The () attempts to define 'Serial Number Arithmetic' for the purposes of manipulating and comparing these. This task is rather more complex than it might first appear, because most algorithms use fixed size () representations for sequence numbers. It is often important for the algorithm not to 'break down' when the numbers become so large that they are incremented one last time and 'wrap' around their maximum numeric ranges (go instantly from a large positive number to 0, or a large negative number). Unfortunately, some protocols choose to ignore these issues, and simply use very large integers for their counters, in the hope that the program will be replaced (or they will retire), before the problem occurs (see ).

Many communication protocols apply serial number arithmetic to packet sequence numbers in their implementation of a. Some versions of TCP use. PAWS applies the same serial number arithmetic to packet timestamps, using the timestamp as an extension of the high-order bits of the sequence number.

Contents • • • • • • • • Operations on sequence numbers [ ] Only addition of a small positive to a sequence number, and comparison of two sequence numbers are discussed. Only unsigned binary implementations are discussed, with an arbitrary size in bits noted throughout the RFC (and below) as 'SERIAL_BITS'. Addition [ ] Adding an integer to a sequence number is simple unsigned integer addition, followed by unsigned to bring the result back into range (usually implicit in the unsigned addition, on most architectures.) s' = (s + n) modulo (2 ^ SERIAL_BITS) Addition of a value outside the range [0. (2 ^(SERIAL_BITS - 1) - 1)] is undefined. Basically, adding values beyond this range will cause the resultant sequence number to 'wrap', and (often) result in a number that is considered 'less than' the original sequence number! Comparison [ ] A means of comparing two sequence numbers i1 and i2 (the unsigned integer representations of sequence numbers s1 and s2) is presented.

Equality is defined as simple numeric equality. The algorithm presented for comparison is very complex, having to take into account whether the first sequence number is close to the 'end' of its range of values, and thus a smaller 'wrapped' number may actually be considered 'greater' than the first sequence number.
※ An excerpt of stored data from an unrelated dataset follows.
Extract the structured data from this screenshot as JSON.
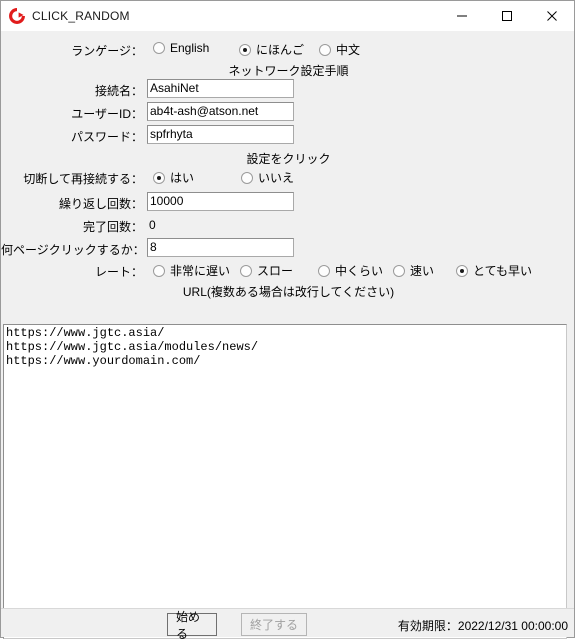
{
  "window": {
    "title": "CLICK_RANDOM",
    "icon": "refresh-circle-icon",
    "minimize_label": "−",
    "maximize_label": "□",
    "close_label": "✕",
    "accent_color": "#e11b1b",
    "background_color": "#f0f0f0"
  },
  "language_row": {
    "label": "ランゲージ：",
    "options": [
      {
        "label": "English",
        "selected": false
      },
      {
        "label": "にほんご",
        "selected": true
      },
      {
        "label": "中文",
        "selected": false
      }
    ]
  },
  "network_section": {
    "title": "ネットワーク設定手順",
    "fields": [
      {
        "label": "接続名：",
        "value": "AsahiNet"
      },
      {
        "label": "ユーザーID：",
        "value": "ab4t-ash@atson.net"
      },
      {
        "label": "パスワード：",
        "value": "spfrhyta"
      }
    ]
  },
  "settings_section": {
    "title": "設定をクリック",
    "reconnect": {
      "label": "切断して再接続する：",
      "options": [
        {
          "label": "はい",
          "selected": true
        },
        {
          "label": "いいえ",
          "selected": false
        }
      ]
    },
    "repeat_count": {
      "label": "繰り返し回数：",
      "value": "10000"
    },
    "completed_count": {
      "label": "完了回数：",
      "value": "0"
    },
    "pages_to_click": {
      "label": "何ページクリックするか：",
      "value": "8"
    },
    "rate": {
      "label": "レート：",
      "options": [
        {
          "label": "非常に遅い",
          "selected": false
        },
        {
          "label": "スロー",
          "selected": false
        },
        {
          "label": "中くらい",
          "selected": false
        },
        {
          "label": "速い",
          "selected": false
        },
        {
          "label": "とても早い",
          "selected": true
        }
      ]
    }
  },
  "url_section": {
    "title": "URL(複数ある場合は改行してください)",
    "value": "https://www.jgtc.asia/\nhttps://www.jgtc.asia/modules/news/\nhttps://www.yourdomain.com/"
  },
  "footer": {
    "start_button": "始める",
    "stop_button": "終了する",
    "stop_disabled": true,
    "expiry_label": "有効期限：",
    "expiry_value": "2022/12/31 00:00:00"
  }
}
Thus i1 is considered less than i2, only if: (i1 i2 and i1 - i2 > 2^(SERIAL_BITS - 1)) Likewise, i1 is considered greater than i2, only if: (i1 2^(SERIAL_BITS - 1)) or (i1 > i2 and i1 - i2 (s2 + 1) which is just as non-intuitive.

Thus the problem case is left undefined, implementations are free to return either result, or to flag an error, and users must take care not to depend on any particular outcome. Usually this will mean avoiding allowing those particular pairs of numbers to co-exist. Thus, it is often difficult or impossible to avoid all 'undefined' comparisons of sequence numbers. However, a relatively simple solution is available. By mapping the unsigned sequence numbers onto signed arithmetic operations, every comparison of any sequence number is defined, and the comparison operation itself is dramatically simplified.

All comparisons specified by the RFC retain their original truth values; only the formerly 'undefined' comparisons are affected. General solution [ ] The algorithm specifies that, for N-bit sequence numbers, there are 2 (N−1)−1 values considered 'greater than', and 2 (N−1)−1 considered 'less than'.

Comparison against the remaining value (exactly 2 N−1 distant) is deemed to be 'undefined'. Most modern hardware implements signed binary arithmetic operations.